Le gouvernement souhaite renforcer l’arsenal des moyens pour lutter contre le travail illégal, notamment face aux systèmes frauduleux les plus sophistiqués. Certains groupes, notamment internationaux, organisent, via leurs sous-traitants, des chaînes complexes visant à dissimuler leur recours au travail illégal. Outre la concurrence déloyale qu’il induit, le travail illégal porte préjudice aux travailleurs les plus vulnérables par des conditions de travail et de rémunération indignes et une absence de droits sociaux.L’amendement no 237 répond à ces situations en précisant les conditions de fermeture administrative des établissements ayant sciemment recouru, directement ou par personnes interposées, aux services de personnes exerçant un travail dissimulé. Il permet de couvrir la diversité des situations rencontrées par les corps de contrôle en matière de travail illégal. En adoptant cet […]
L’amendement no 787 de Mme Sandrine Runel est défendu.
Quel est l’avis de la commission ?
La mesure prévue par ces amendements a déjà été débattue en commission, où Mme Runel avait déposé un amendement similaire. Celui-ci avait reçu un avis favorable, dans la mesure où il renforce la lutte contre les organisations complexes mettant en place du travail dissimulé à grande échelle. C’est notre objectif. Avis favorable.
(Les amendements identiques nos 237 et 787 sont adoptés.)
Sur l’amendement no 1017, je suis saisie par le groupe Rassemblement national d’une demande de scrutin public. Le scrutin est annoncé dans l’enceinte de l’Assemblée nationale.La parole est à M. Théo Bernhardt, pour soutenir l’amendement no 1017.
Cet amendement s’inscrit dans la même logique que l’amendement no 1016. Si un donneur d’ordre ou un maître d’ouvrage a bénéficié économiquement d’un détachement frauduleux au point de faire l’objet d’une décision définitive de mise en œuvre de la solidarité financière, il faut le pénaliser dans sa capacité à accéder à la commande publique.Le droit actuel prévoit déjà d’exclure des marchés publics les auteurs directs d’infractions de travail illégal. Cependant, dans les schémas de détachement frauduleux de travailleurs, l’auteur direct est précisément l’entreprise boîte aux lettres, qui disparaît avant même que la décision soit exécutoire. L’exclusion prononcée contre elle est donc parfaitement illusoire. En revanche, le donneur d’ordre français, lui, est bien là. Il a décroché les marchés à des prix imbattables parce qu’il bénéficiait d’une main-d’œuvre bon marché ; il a gagné des […]

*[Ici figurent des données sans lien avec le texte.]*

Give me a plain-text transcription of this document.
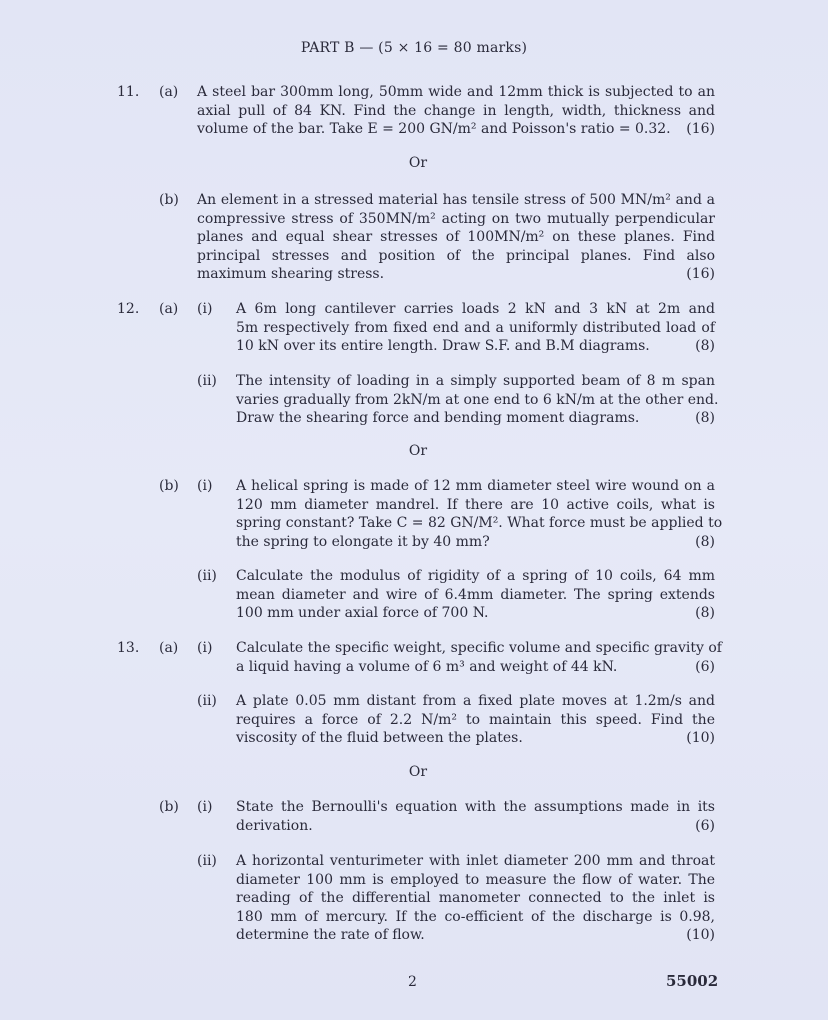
PART B — (5 × 16 = 80 marks)
11. (a) A steel bar 300mm long, 50mm wide and 12mm thick is subjected to an
axial pull of 84 KN. Find the change in length, width, thickness and
volume of the bar. Take E = 200 GN/m² and Poisson's ratio = 0.32. (16)
Or
(b) An element in a stressed material has tensile stress of 500 MN/m² and a
compressive stress of 350MN/m² acting on two mutually perpendicular
planes and equal shear stresses of 100MN/m² on these planes. Find
principal stresses and position of the principal planes. Find also
maximum shearing stress.	(16)
12. (a) (i) A 6m long cantilever carries loads 2 kN and 3 kN at 2m and
5m respectively from fixed end and a uniformly distributed load of
10 kN over its entire length. Draw S.F. and B.M diagrams.	(8)
(ii) The intensity of loading in a simply supported beam of 8 m span
varies gradually from 2kN/m at one end to 6 kN/m at the other end.
Draw the shearing force and bending moment diagrams.	(8)
Or
(b) (i) A helical spring is made of 12 mm diameter steel wire wound on a
120 mm diameter mandrel. If there are 10 active coils, what is
spring constant? Take C = 82 GN/M². What force must be applied to
the spring to elongate it by 40 mm?	(8)
(ii) Calculate the modulus of rigidity of a spring of 10 coils, 64 mm
mean diameter and wire of 6.4mm diameter. The spring extends
100 mm under axial force of 700 N.	(8)
13. (a) (i) Calculate the specific weight, specific volume and specific gravity of
a liquid having a volume of 6 m³ and weight of 44 kN.	(6)
(ii) A plate 0.05 mm distant from a fixed plate moves at 1.2m/s and
requires a force of 2.2 N/m² to maintain this speed. Find the
viscosity of the fluid between the plates.	(10)
Or
(b) (i) State the Bernoulli's equation with the assumptions made in its
derivation.	(6)
(ii) A horizontal venturimeter with inlet diameter 200 mm and throat
diameter 100 mm is employed to measure the flow of water. The
reading of the differential manometer connected to the inlet is
180 mm of mercury. If the co-efficient of the discharge is 0.98,
determine the rate of flow.	(10)
2	55002
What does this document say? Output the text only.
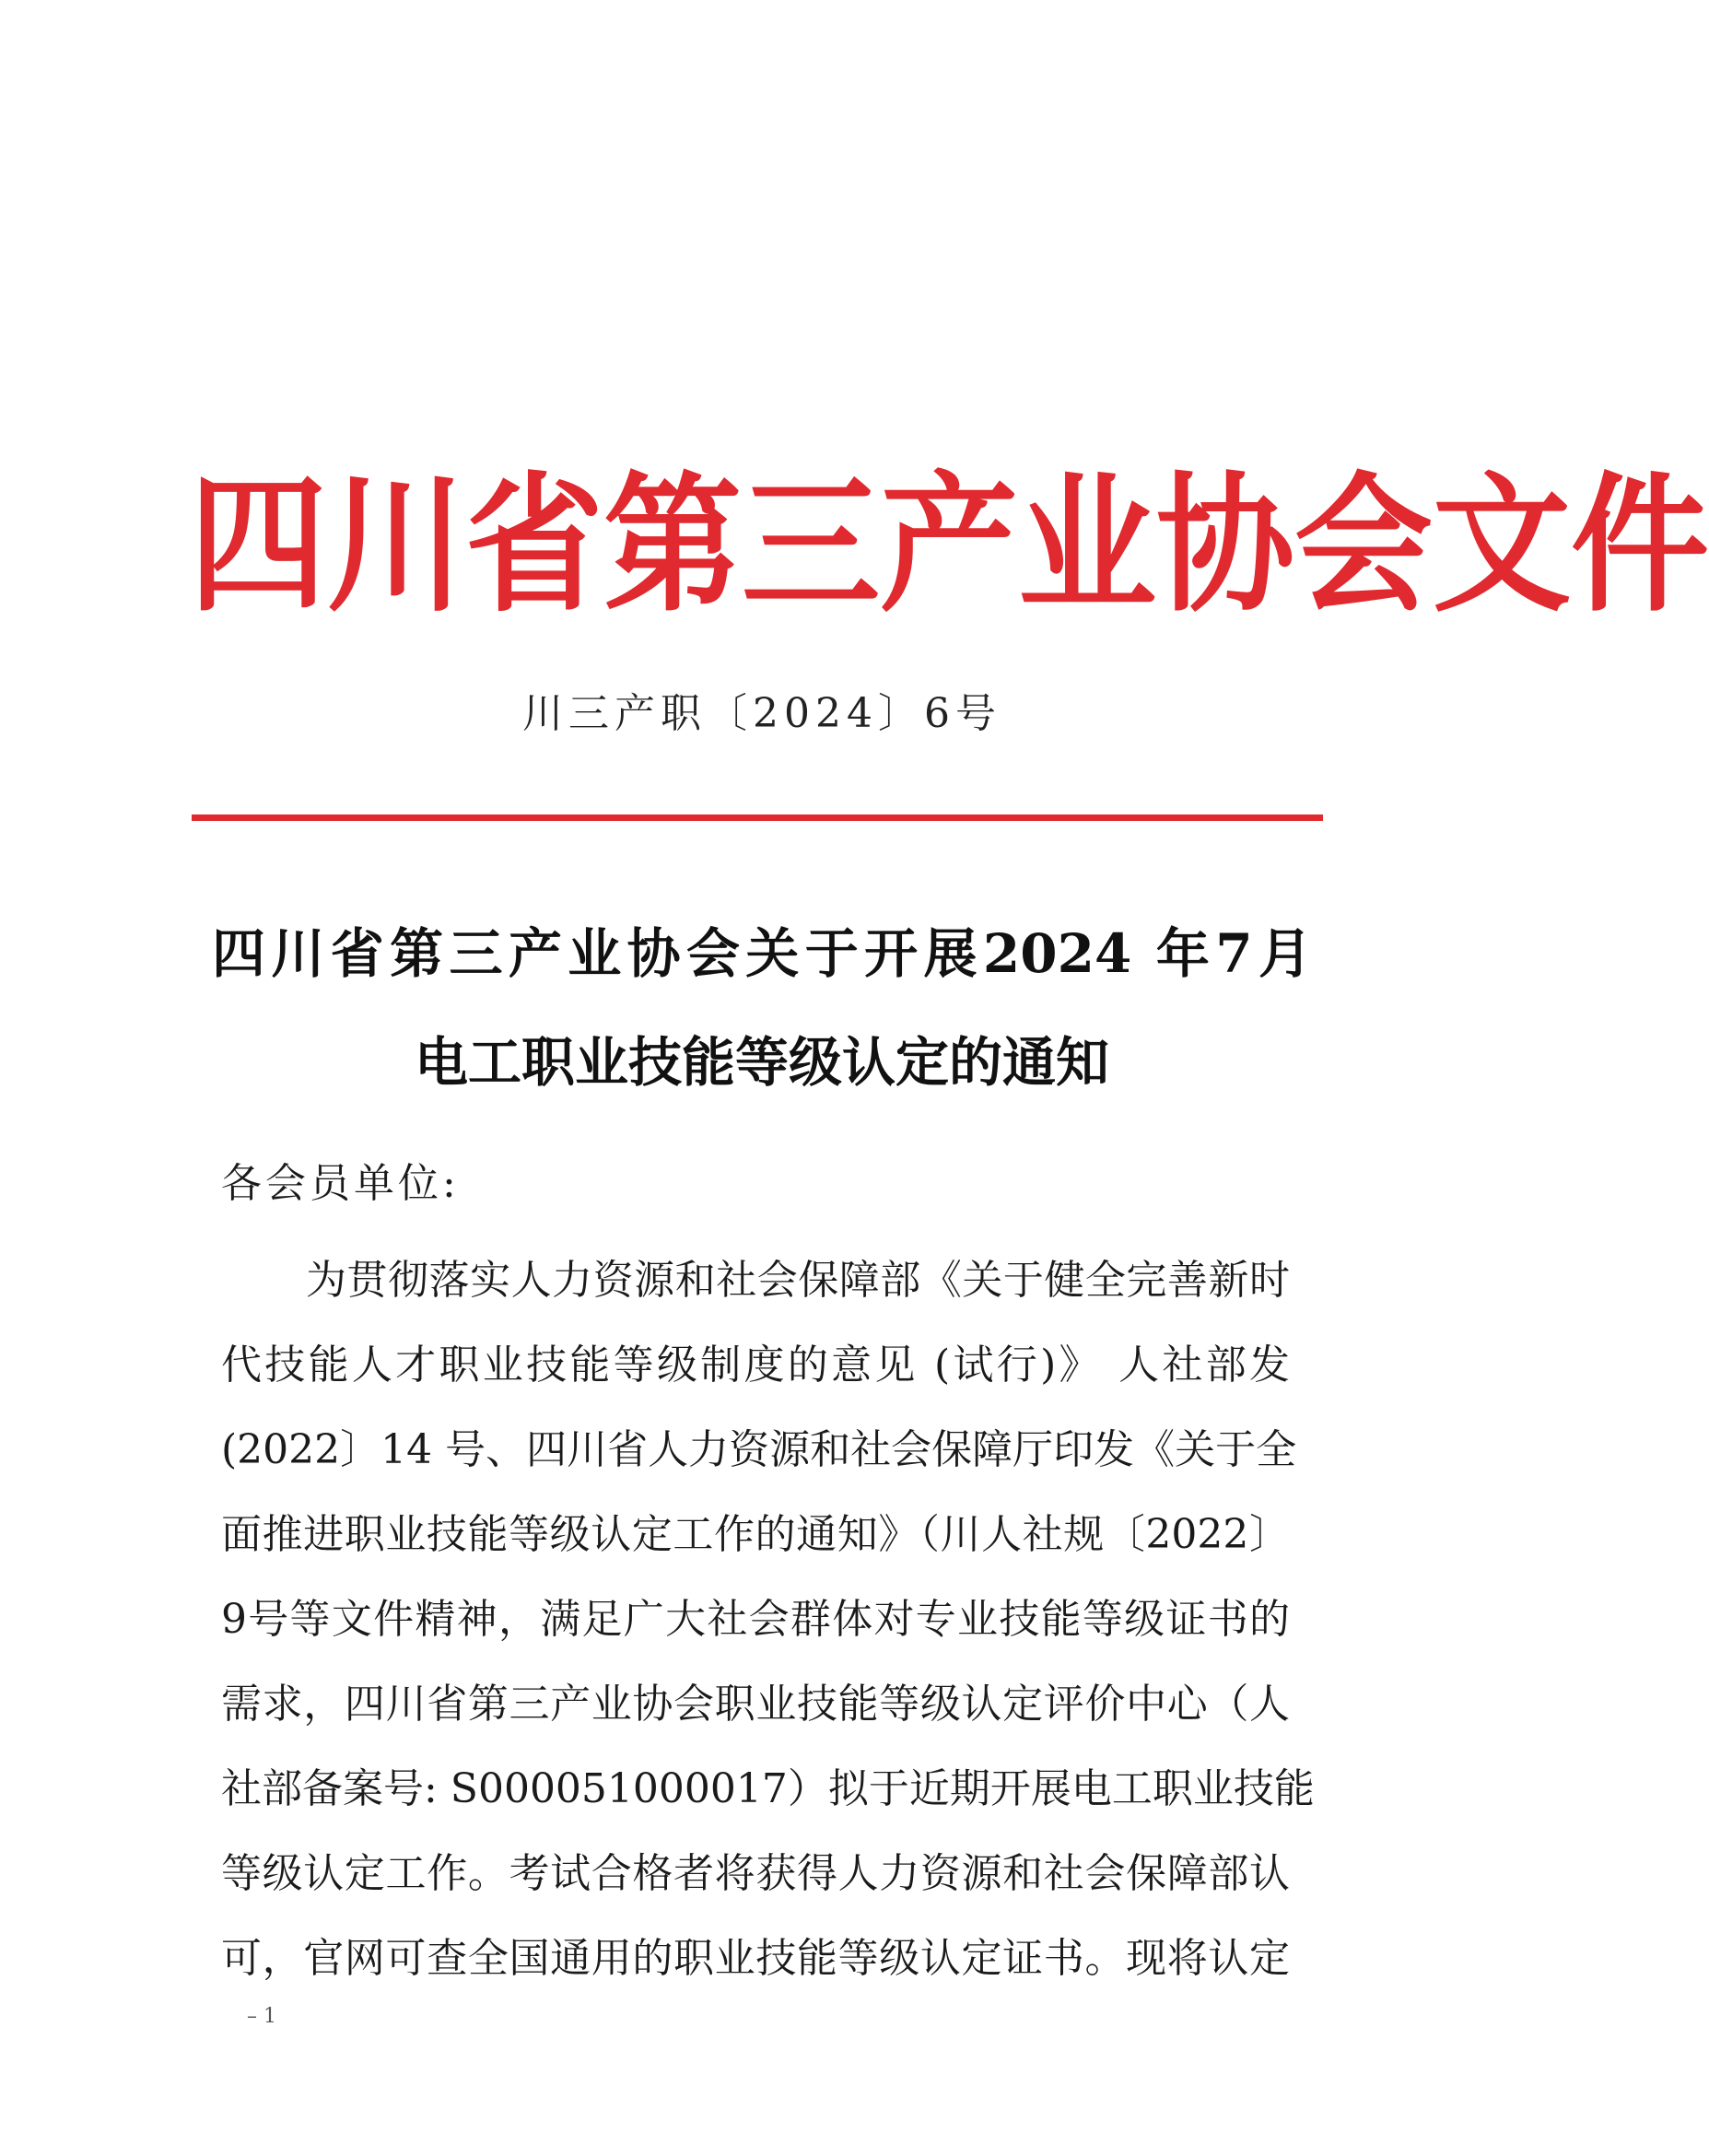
四川省第三产业协会文件
川三产职〔2024〕6号
四川省第三产业协会关于开展2024 年7月
电工职业技能等级认定的通知
各会员单位:
为贯彻落实人力资源和社会保障部《关于健全完善新时
代技能人才职业技能等级制度的意见 (试行)》 人社部发
(2022〕14 号、四川省人力资源和社会保障厅印发《关于全
面推进职业技能等级认定工作的通知》（川人社规〔2022〕
9号等文件精神，满足广大社会群体对专业技能等级证书的
需求，四川省第三产业协会职业技能等级认定评价中心（人
社部备案号: S000051000017）拟于近期开展电工职业技能
等级认定工作。考试合格者将获得人力资源和社会保障部认
可，官网可查全国通用的职业技能等级认定证书。现将认定
– 1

Quel est l’avis de la commission ?
Monsieur Bernhardt, votre amendement m’a surpris et je vais vous expliquer pourquoi. L’exposé sommaire indique que vous souhaitez renforcer le régime de peine à l’encontre des donneurs d’ordre ou des sous-traitants qui auraient recours à du travail dissimulé. Cependant, votre amendement, tel qu’il est rédigé, conduit à alléger le régime de peine actuel tout en transférant le prononcé de la peine du juge vers l’autorité administrative. Avis défavorable.
Quel est l’avis du gouvernement ?
Avis défavorable.
La parole est à M. Théo Bernhardt.
Monsieur le rapporteur, j’entends que la rédaction de l’amendement pose problème. Peut-être pourrions-nous profiter de la pause pour déposer des sous-amendements afin de le rendre opérant ?
Non, ce n’est pas possible.
(L’amendement no 1017 est retiré.)
La suite de la discussion est renvoyée à la prochaine séance.
Prochaine séance, ce soir, à vingt et une heures trente : Suite de la discussion du projet de loi visant à lutter contre les fraudes sociales et fiscales. La séance est levée.